Daffner K R, Mesulam M M, Cohen L G, Scinto L F
Brigham Behavioral Neurology Group and Laboratory of Higher Cortical Functions, Division of Cognitive and Behavioral Neurology, Brigham & Women's Hospital, Harvard Medical School, Boston, Massachusetts 02115, USA.
Neuropsychiatry Neuropsychol Behav Neurol. 1999 Jan;12(1):58-66.
To better understand apathy and disengagement in patients with Alzheimer's disease (AD), the authors investigated possible behavioral mechanisms underlying diminished novelty-seeking activity in patients with probable AD.
Apathy and disengagement have been shown to be the most common behavioral changes associated with AD.
Patients and age-matched normal controls had their eye movements recorded while pairs of line drawings pitting an incongruous figure against a congruous figure were shown on a screen for 12 seconds. Characteristics of a subset of AD patients who were indifferent to novel visual stimuli as measured by exploratory eye movements were compared to those of a subset of AD patients who were attracted to novel stimuli to a degree similar to that of normal controls.

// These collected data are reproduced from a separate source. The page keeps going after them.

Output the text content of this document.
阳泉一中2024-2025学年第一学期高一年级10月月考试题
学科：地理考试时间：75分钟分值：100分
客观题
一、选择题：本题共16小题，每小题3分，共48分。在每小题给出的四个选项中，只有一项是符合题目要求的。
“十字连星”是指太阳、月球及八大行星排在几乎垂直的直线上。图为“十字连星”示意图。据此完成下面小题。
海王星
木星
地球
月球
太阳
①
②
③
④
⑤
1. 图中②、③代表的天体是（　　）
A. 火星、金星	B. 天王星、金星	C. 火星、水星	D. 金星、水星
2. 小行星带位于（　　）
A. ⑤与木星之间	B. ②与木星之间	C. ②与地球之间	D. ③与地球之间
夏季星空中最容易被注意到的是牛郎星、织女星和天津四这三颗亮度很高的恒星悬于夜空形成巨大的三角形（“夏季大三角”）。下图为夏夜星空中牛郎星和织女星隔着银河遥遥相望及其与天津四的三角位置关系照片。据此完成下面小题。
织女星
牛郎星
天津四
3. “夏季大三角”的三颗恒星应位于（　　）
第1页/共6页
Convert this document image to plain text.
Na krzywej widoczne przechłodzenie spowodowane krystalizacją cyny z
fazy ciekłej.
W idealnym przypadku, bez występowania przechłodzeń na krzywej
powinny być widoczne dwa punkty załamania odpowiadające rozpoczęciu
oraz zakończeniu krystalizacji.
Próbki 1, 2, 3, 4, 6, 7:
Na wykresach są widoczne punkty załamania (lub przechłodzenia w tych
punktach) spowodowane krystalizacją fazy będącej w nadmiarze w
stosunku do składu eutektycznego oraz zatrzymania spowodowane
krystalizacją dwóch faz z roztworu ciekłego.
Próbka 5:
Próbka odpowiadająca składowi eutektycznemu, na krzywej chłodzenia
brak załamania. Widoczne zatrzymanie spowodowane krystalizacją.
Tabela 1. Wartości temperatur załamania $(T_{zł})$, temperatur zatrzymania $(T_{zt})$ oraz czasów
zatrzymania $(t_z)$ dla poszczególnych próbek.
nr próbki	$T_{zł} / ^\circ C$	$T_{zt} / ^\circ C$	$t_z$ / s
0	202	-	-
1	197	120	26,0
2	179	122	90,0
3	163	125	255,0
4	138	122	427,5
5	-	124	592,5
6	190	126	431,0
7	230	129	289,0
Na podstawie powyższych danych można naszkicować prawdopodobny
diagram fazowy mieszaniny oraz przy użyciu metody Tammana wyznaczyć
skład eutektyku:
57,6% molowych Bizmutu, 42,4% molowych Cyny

The indifferent patients were judged by informants, who completed a personality questionnaire, to exhibit a greater degree of apathy. The two AD groups did not differ in overall dementia severity or performance on a Saccade-to-Target Task that required shifts of attention and gaze. In a separate task, the indifferent patients were able to accurately identify the more novel stimuli in 97.5% of trials. Normal control subjects exhibited a strong bias toward processing novel stimuli, directing a higher proportion of their first fixations and dwell time to the incongruous stimuli whether the analysis was run for 3, 6, or 12 seconds of viewing. Indifferent patients did not direct their initial fixation toward novel stimuli and distributed their looking time evenly between incongruous and congruous stimuli throughout all measured intervals.
The results suggest that the indifference to novelty observed in some patients with probable AD cannot simply be attributed to global cognitive decline, more elementary attentional deficits, more rapid habituation of response to novel stimuli, or an inability to discriminate upon demand between stimuli of varying degrees of novelty. It is more likely that their behavior reflects a disruption, by AD pathology, of neural systems that modulate behavioral engagement and maintain attentional bias toward novel events in the environment.
为了更好地理解阿尔茨海默病(AD)患者的冷漠和脱离状态,作者研究了可能导致可能患有AD的患者寻求新奇活动减少的行为机制。
冷漠和脱离状态已被证明是与AD相关的最常见行为变化。
在屏幕上展示成对的线条画,将不协调的图形与协调的图形进行对比,持续12秒,同时记录患者和年龄匹配的正常对照者的眼球运动。将通过探索性眼球运动测量对新视觉刺激无动于衷的AD患者子集的特征,与对新刺激有吸引力且程度与正常对照者相似的AD患者子集的特征进行比较。
填写了一份人格问卷的 informant 判断,冷漠的患者表现出更高程度的冷漠。两组AD患者在总体痴呆严重程度或需要注意力和注视转移的目标扫视任务中的表现没有差异。在一项单独的任务中,冷漠的患者在97.5%的试验中能够准确识别更新奇的刺激。正常对照受试者对处理新刺激表现出强烈的偏好,无论分析是在观看3秒、6秒还是12秒时进行,他们将更高比例的首次注视和停留时间指向不协调的刺激。冷漠的患者没有将他们最初的注视指向新刺激,并且在所有测量的时间段内,他们在不协调和协调的刺激之间平均分配注视时间。
结果表明,在一些可能患有AD的患者中观察到的对新奇事物的冷漠不能简单地归因于整体认知衰退、更基本的注意力缺陷、对新刺激反应的更快习惯化或无法根据需求区分不同程度新奇的刺激。更有可能的是,他们的行为反映了AD病理对神经系统的破坏,这些神经系统调节行为参与并维持对环境中新奇事件的注意力偏好。